# Best substrate for Angelfish ?



## HOWsMom

Best substrate for Angelfish ?

I think this is going to be the starting point for my tank - Angelfish.

So, to start out, since I am starting from scratch basically, I will pick the substrate and such that will best suit the centerpiece fish and add the tankmates from there.

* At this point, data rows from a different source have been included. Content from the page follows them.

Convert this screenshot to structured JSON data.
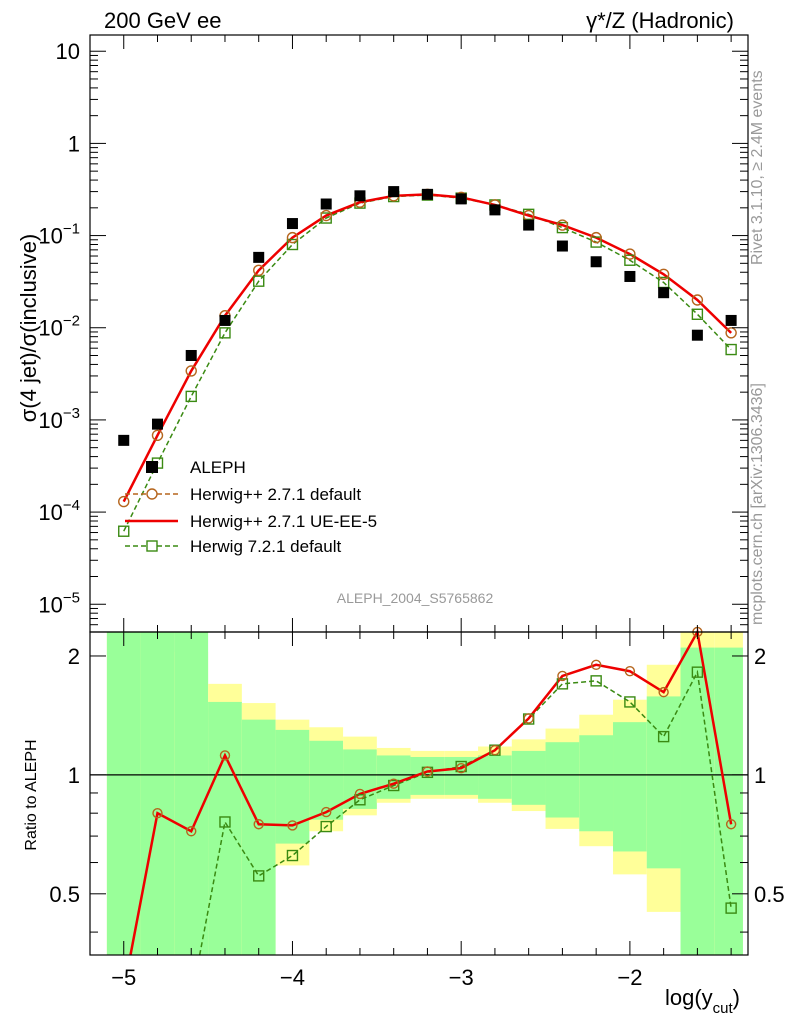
{
  "header": {
    "left_title": "200 GeV ee",
    "right_title": "γ*/Z (Hadronic)",
    "watermark_analysis": "ALEPH_2004_S5765862",
    "side_rivet": "Rivet 3.1.10, ≥ 2.4M events",
    "side_mcplots": "mcplots.cern.ch [arXiv:1306.3436]"
  },
  "axes": {
    "main_ylabel": "σ(4 jet)/σ(inclusive)",
    "ratio_ylabel": "Ratio to ALEPH",
    "xlabel_main": "log(y",
    "xlabel_sub": "cut",
    "xlabel_close": ")",
    "x_ticks": [
      "−5",
      "−4",
      "−3",
      "−2"
    ],
    "main_y_ticks": [
      {
        "base": "10",
        "exp": "−5",
        "value": 1e-05
      },
      {
        "base": "10",
        "exp": "−4",
        "value": 0.0001
      },
      {
        "base": "10",
        "exp": "−3",
        "value": 0.001
      },
      {
        "base": "10",
        "exp": "−2",
        "value": 0.01
      },
      {
        "base": "10",
        "exp": "−1",
        "value": 0.1
      },
      {
        "base": "1",
        "exp": "",
        "value": 1
      },
      {
        "base": "10",
        "exp": "",
        "value": 10
      }
    ],
    "ratio_y_ticks": [
      "0.5",
      "1",
      "2"
    ]
  },
  "legend": {
    "aleph": "ALEPH",
    "h271": "Herwig++ 2.7.1 default",
    "ueee5": "Herwig++ 2.7.1 UE-EE-5",
    "h721": "Herwig 7.2.1 default"
  },
  "colors": {
    "data": "#000000",
    "h271": "#b5651d",
    "ueee5": "#ee0000",
    "h721": "#3a8a12",
    "band_inner": "#99ff99",
    "band_outer": "#ffff99"
  },
  "chart_data": [
    {
      "type": "scatter",
      "xlabel": "log(y_cut)",
      "ylabel": "σ(4 jet)/σ(inclusive)",
      "xlim": [
        -5.2,
        -1.3
      ],
      "ylim": [
        5e-06,
        15
      ],
      "yscale": "log",
      "legend_position": "bottom-left",
      "series": [
        {
          "name": "ALEPH",
          "x": [
            -5.0,
            -4.8,
            -4.6,
            -4.4,
            -4.2,
            -4.0,
            -3.8,
            -3.6,
            -3.4,
            -3.2,
            -3.0,
            -2.8,
            -2.6,
            -2.4,
            -2.2,
            -2.0,
            -1.8,
            -1.6,
            -1.4
          ],
          "y": [
            0.0006,
            0.0009,
            0.005,
            0.012,
            0.058,
            0.135,
            0.22,
            0.27,
            0.3,
            0.28,
            0.25,
            0.19,
            0.13,
            0.077,
            0.052,
            0.036,
            0.024,
            0.0083,
            0.012
          ]
        },
        {
          "name": "Herwig++ 2.7.1 default",
          "x": [
            -5.0,
            -4.8,
            -4.6,
            -4.4,
            -4.2,
            -4.0,
            -3.8,
            -3.6,
            -3.4,
            -3.2,
            -3.0,
            -2.8,
            -2.6,
            -2.4,
            -2.2,
            -2.0,
            -1.8,
            -1.6,
            -1.4
          ],
          "y": [
            0.00013,
            0.00068,
            0.0034,
            0.0135,
            0.042,
            0.095,
            0.165,
            0.23,
            0.27,
            0.28,
            0.26,
            0.215,
            0.165,
            0.13,
            0.095,
            0.063,
            0.038,
            0.02,
            0.0088
          ]
        },
        {
          "name": "Herwig++ 2.7.1 UE-EE-5",
          "x": [
            -5.0,
            -4.8,
            -4.6,
            -4.4,
            -4.2,
            -4.0,
            -3.8,
            -3.6,
            -3.4,
            -3.2,
            -3.0,
            -2.8,
            -2.6,
            -2.4,
            -2.2,
            -2.0,
            -1.8,
            -1.6,
            -1.4
          ],
          "y": [
            0.00013,
            0.00068,
            0.0034,
            0.0135,
            0.042,
            0.095,
            0.165,
            0.23,
            0.27,
            0.28,
            0.26,
            0.215,
            0.165,
            0.13,
            0.095,
            0.063,
            0.038,
            0.02,
            0.0088
          ]
        },
        {
          "name": "Herwig 7.2.1 default",
          "x": [
            -5.0,
            -4.8,
            -4.6,
            -4.4,
            -4.2,
            -4.0,
            -3.8,
            -3.6,
            -3.4,
            -3.2,
            -3.0,
            -2.8,
            -2.6,
            -2.4,
            -2.2,
            -2.0,
            -1.8,
            -1.6,
            -1.4
          ],
          "y": [
            6.2e-05,
            0.00034,
            0.0018,
            0.0088,
            0.032,
            0.08,
            0.155,
            0.225,
            0.265,
            0.275,
            0.255,
            0.215,
            0.17,
            0.122,
            0.085,
            0.054,
            0.031,
            0.014,
            0.0058
          ]
        }
      ]
    },
    {
      "type": "line",
      "ylabel": "Ratio to ALEPH",
      "xlim": [
        -5.2,
        -1.3
      ],
      "ylim": [
        0.35,
        2.3
      ],
      "yscale": "log",
      "bands": {
        "edges": [
          -5.1,
          -4.9,
          -4.7,
          -4.5,
          -4.3,
          -4.1,
          -3.9,
          -3.7,
          -3.5,
          -3.3,
          -3.1,
          -2.9,
          -2.7,
          -2.5,
          -2.3,
          -2.1,
          -1.9,
          -1.7,
          -1.5,
          -1.33
        ],
        "inner_hi": [
          2.3,
          2.3,
          2.3,
          1.53,
          1.38,
          1.3,
          1.22,
          1.16,
          1.12,
          1.11,
          1.11,
          1.12,
          1.15,
          1.21,
          1.26,
          1.36,
          1.58,
          2.1,
          2.1
        ],
        "inner_lo": [
          0.35,
          0.35,
          0.35,
          0.35,
          0.35,
          0.67,
          0.77,
          0.82,
          0.87,
          0.89,
          0.89,
          0.87,
          0.84,
          0.78,
          0.72,
          0.64,
          0.58,
          0.35,
          0.35
        ],
        "outer_hi": [
          2.3,
          2.3,
          2.05,
          1.7,
          1.52,
          1.38,
          1.32,
          1.25,
          1.17,
          1.15,
          1.15,
          1.18,
          1.23,
          1.31,
          1.42,
          1.55,
          1.9,
          2.3,
          2.3
        ],
        "outer_lo": [
          0.35,
          0.35,
          0.35,
          0.35,
          0.35,
          0.59,
          0.72,
          0.79,
          0.85,
          0.87,
          0.87,
          0.85,
          0.81,
          0.73,
          0.66,
          0.56,
          0.45,
          0.35,
          0.35
        ]
      },
      "series": [
        {
          "name": "Herwig++ 2.7.1 default",
          "x": [
            -4.8,
            -4.6,
            -4.4,
            -4.2,
            -4.0,
            -3.8,
            -3.6,
            -3.4,
            -3.2,
            -3.0,
            -2.8,
            -2.6,
            -2.4,
            -2.2,
            -2.0,
            -1.8,
            -1.6,
            -1.4
          ],
          "y": [
            0.8,
            0.72,
            1.12,
            0.75,
            0.745,
            0.805,
            0.895,
            0.95,
            1.02,
            1.04,
            1.155,
            1.39,
            1.78,
            1.9,
            1.83,
            1.62,
            2.3,
            0.75
          ]
        },
        {
          "name": "Herwig++ 2.7.1 UE-EE-5",
          "x": [
            -4.96,
            -4.8,
            -4.6,
            -4.4,
            -4.2,
            -4.0,
            -3.8,
            -3.6,
            -3.4,
            -3.2,
            -3.0,
            -2.8,
            -2.6,
            -2.4,
            -2.2,
            -2.0,
            -1.8,
            -1.6,
            -1.4
          ],
          "y": [
            0.35,
            0.8,
            0.72,
            1.12,
            0.75,
            0.745,
            0.805,
            0.895,
            0.95,
            1.02,
            1.04,
            1.155,
            1.39,
            1.78,
            1.9,
            1.83,
            1.62,
            2.3,
            0.75
          ]
        },
        {
          "name": "Herwig 7.2.1 default",
          "x": [
            -4.55,
            -4.4,
            -4.2,
            -4.0,
            -3.8,
            -3.6,
            -3.4,
            -3.2,
            -3.0,
            -2.8,
            -2.6,
            -2.4,
            -2.2,
            -2.0,
            -1.8,
            -1.6,
            -1.4
          ],
          "y": [
            0.35,
            0.76,
            0.555,
            0.625,
            0.74,
            0.865,
            0.94,
            1.015,
            1.05,
            1.155,
            1.385,
            1.7,
            1.73,
            1.53,
            1.25,
            1.82,
            0.46
          ]
        }
      ],
      "reference_line": 1
    }
  ]
}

Oddly enough - though I have done NOTHING except start the filters (old filters, old media that has been sitting for over a year, just rinsed out and restarted) - I am getting an ammonia reading ! No idea why. Anyhow, that's not for this thread.

Pool sand ?
Gravel ?
Larger gravel / small stones ?

Plants - I want plants too. 
Slim-leafed (val?) or broad-lead (anubias?)

What about moss balls ?


----------



## Fishlover02

If I were you, I'd use a dark substrate, and finer grain for the plants. Angelfish aren't too picky for their substrate. The fluorite line of substrates works well for me, though a bit pricey for larger tanks.


----------



## bob123

As fishlover say's Angels are not picky on substrate as I have them in tanks with play sand, gravel, poolfilter sand and bare bottom. It all depends on the look you want val grows in any substrate and anubius doesn't need substrate just tie it to a rock or driftwood.


----------



## HOWsMom

Thank you !

Good point that angels wouldn't care - they are NOT bottom dwellers.
I feel a little foolish now.


----------



## Fishlover02

HOWsMom said:


> Thank you !
> 
> Good point that angels wouldn't care - they are NOT bottom dwellers.
> I feel a little foolish now.


We all have to start somewhere with the questions, we're all beginners at some point! I know I have my fair share of questions asked which at the time seemed fine but now sound silly.


----------